SANTA FE – As more than 300 people continued to battle the 1,400-acre Cajete Fire that sparked last Thursday from an abandoned campfire, the already-overloaded fire team on the Santa Fe National Forest was forced to respond to more abandoned campfires today.
As of 2 p.m., at least three had been reported to the dispatch center.
With record high temperatures, no moisture and possible lightning strikes in the forecast, Northern New Mexico is a tinderbox. Someone’s carelessness with a campfire near Vallecitos de los Indios in the Jemez Mountains has not only put hundreds of firefighters at risk, but has disrupted people’s lives in nearby communities that were evacuated. Fortunately, they still have homes to come back to.

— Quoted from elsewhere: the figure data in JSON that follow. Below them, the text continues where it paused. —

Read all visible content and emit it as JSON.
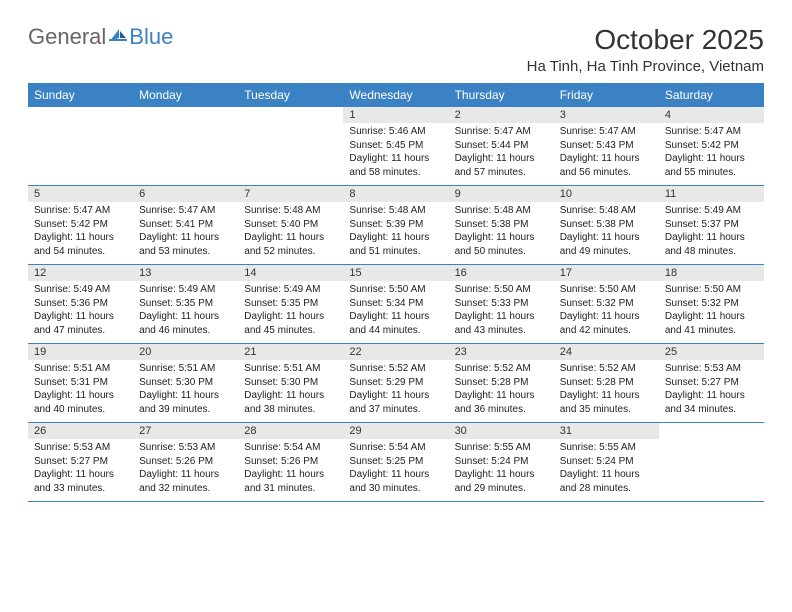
{
  "logo": {
    "text1": "General",
    "text2": "Blue"
  },
  "title": "October 2025",
  "location": "Ha Tinh, Ha Tinh Province, Vietnam",
  "weekdays": [
    "Sunday",
    "Monday",
    "Tuesday",
    "Wednesday",
    "Thursday",
    "Friday",
    "Saturday"
  ],
  "colors": {
    "header_bg": "#3b82c4",
    "daynum_bg": "#e8e8e8",
    "rule": "#3b82c4",
    "text": "#222222"
  },
  "weeks": [
    [
      {
        "n": "",
        "empty": true
      },
      {
        "n": "",
        "empty": true
      },
      {
        "n": "",
        "empty": true
      },
      {
        "n": "1",
        "sunrise": "5:46 AM",
        "sunset": "5:45 PM",
        "daylight": "11 hours and 58 minutes."
      },
      {
        "n": "2",
        "sunrise": "5:47 AM",
        "sunset": "5:44 PM",
        "daylight": "11 hours and 57 minutes."
      },
      {
        "n": "3",
        "sunrise": "5:47 AM",
        "sunset": "5:43 PM",
        "daylight": "11 hours and 56 minutes."
      },
      {
        "n": "4",
        "sunrise": "5:47 AM",
        "sunset": "5:42 PM",
        "daylight": "11 hours and 55 minutes."
      }
    ],
    [
      {
        "n": "5",
        "sunrise": "5:47 AM",
        "sunset": "5:42 PM",
        "daylight": "11 hours and 54 minutes."
      },
      {
        "n": "6",
        "sunrise": "5:47 AM",
        "sunset": "5:41 PM",
        "daylight": "11 hours and 53 minutes."
      },
      {
        "n": "7",
        "sunrise": "5:48 AM",
        "sunset": "5:40 PM",
        "daylight": "11 hours and 52 minutes."
      },
      {
        "n": "8",
        "sunrise": "5:48 AM",
        "sunset": "5:39 PM",
        "daylight": "11 hours and 51 minutes."
      },
      {
        "n": "9",
        "sunrise": "5:48 AM",
        "sunset": "5:38 PM",
        "daylight": "11 hours and 50 minutes."
      },
      {
        "n": "10",
        "sunrise": "5:48 AM",
        "sunset": "5:38 PM",
        "daylight": "11 hours and 49 minutes."
      },
      {
        "n": "11",
        "sunrise": "5:49 AM",
        "sunset": "5:37 PM",
        "daylight": "11 hours and 48 minutes."
      }
    ],
    [
      {
        "n": "12",
        "sunrise": "5:49 AM",
        "sunset": "5:36 PM",
        "daylight": "11 hours and 47 minutes."
      },
      {
        "n": "13",
        "sunrise": "5:49 AM",
        "sunset": "5:35 PM",
        "daylight": "11 hours and 46 minutes."
      },
      {
        "n": "14",
        "sunrise": "5:49 AM",
        "sunset": "5:35 PM",
        "daylight": "11 hours and 45 minutes."
      },
      {
        "n": "15",
        "sunrise": "5:50 AM",
        "sunset": "5:34 PM",
        "daylight": "11 hours and 44 minutes."
      },
      {
        "n": "16",
        "sunrise": "5:50 AM",
        "sunset": "5:33 PM",
        "daylight": "11 hours and 43 minutes."
      },
      {
        "n": "17",
        "sunrise": "5:50 AM",
        "sunset": "5:32 PM",
        "daylight": "11 hours and 42 minutes."
      },
      {
        "n": "18",
        "sunrise": "5:50 AM",
        "sunset": "5:32 PM",
        "daylight": "11 hours and 41 minutes."
      }
    ],
    [
      {
        "n": "19",
        "sunrise": "5:51 AM",
        "sunset": "5:31 PM",
        "daylight": "11 hours and 40 minutes."
      },
      {
        "n": "20",
        "sunrise": "5:51 AM",
        "sunset": "5:30 PM",
        "daylight": "11 hours and 39 minutes."
      },
      {
        "n": "21",
        "sunrise": "5:51 AM",
        "sunset": "5:30 PM",
        "daylight": "11 hours and 38 minutes."
      },
      {
        "n": "22",
        "sunrise": "5:52 AM",
        "sunset": "5:29 PM",
        "daylight": "11 hours and 37 minutes."
      },
      {
        "n": "23",
        "sunrise": "5:52 AM",
        "sunset": "5:28 PM",
        "daylight": "11 hours and 36 minutes."
      },
      {
        "n": "24",
        "sunrise": "5:52 AM",
        "sunset": "5:28 PM",
        "daylight": "11 hours and 35 minutes."
      },
      {
        "n": "25",
        "sunrise": "5:53 AM",
        "sunset": "5:27 PM",
        "daylight": "11 hours and 34 minutes."
      }
    ],
    [
      {
        "n": "26",
        "sunrise": "5:53 AM",
        "sunset": "5:27 PM",
        "daylight": "11 hours and 33 minutes."
      },
      {
        "n": "27",
        "sunrise": "5:53 AM",
        "sunset": "5:26 PM",
        "daylight": "11 hours and 32 minutes."
      },
      {
        "n": "28",
        "sunrise": "5:54 AM",
        "sunset": "5:26 PM",
        "daylight": "11 hours and 31 minutes."
      },
      {
        "n": "29",
        "sunrise": "5:54 AM",
        "sunset": "5:25 PM",
        "daylight": "11 hours and 30 minutes."
      },
      {
        "n": "30",
        "sunrise": "5:55 AM",
        "sunset": "5:24 PM",
        "daylight": "11 hours and 29 minutes."
      },
      {
        "n": "31",
        "sunrise": "5:55 AM",
        "sunset": "5:24 PM",
        "daylight": "11 hours and 28 minutes."
      },
      {
        "n": "",
        "empty": true
      }
    ]
  ],
  "labels": {
    "sunrise": "Sunrise:",
    "sunset": "Sunset:",
    "daylight": "Daylight:"
  }
}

The bill so far? A whopping $1.4 million in four days. And it’s not over yet – that number will continue to rise.
The Jemez Ranger District where the Cajete Fire is burning implemented Stage 1 fire restrictions Friday, and Forest Service officials are considering options for the rest of the forest.
In the meantime, visitors to the Santa Fe National Forest are urged to follow campfire safety procedures to prevent wildfire and ensure public safety:
- Bring a shovel and plenty of water to make sure you can put your campfire completely out.
- Build campfires away from overhanging branches, steep slopes, rotten stumps, logs, dry grass and leaves.
- It’s always preferable to use an existing fire ring or a rock-ringed fire pit. Clear all flammable material at least five feet away from the fire in all directions.
- Don’t build a campfire on a windy day.
- Building and maintaining campfires should always be done under adult supervision.
- Never leave a campfire unattended, even for a few minutes.
- Use dry wood no bigger than the fire ring or pit.
- Extinguish your campfire before you call it a night and crawl into your sleeping bag.
- To completely extinguish a campfire, pour water on the embers until the hissing and steaming stops. Then use the shovel to mix dirt and water with the ashes until what remains of your fire is cold to the touch of a bare hand.
- Don’t cover the ashes with rocks to extinguish your fire. Rocks can hold heat and create a funnel for air to reignite the coals.
- Don’t head for home until you are sure your campfire is DEAD OUT. If it’s too hot to touch, it’s too hot to leave.
- If you discover an unattended fire, use 911 to report it and do what you can to put it out. Report suspicious smoke.
Violators of regulations that prohibit abandoning a campfire are subject to a fine and/or imprisonment. If the abandoned campfire causes a wildfire, violators can also be held responsible for fire suppression costs.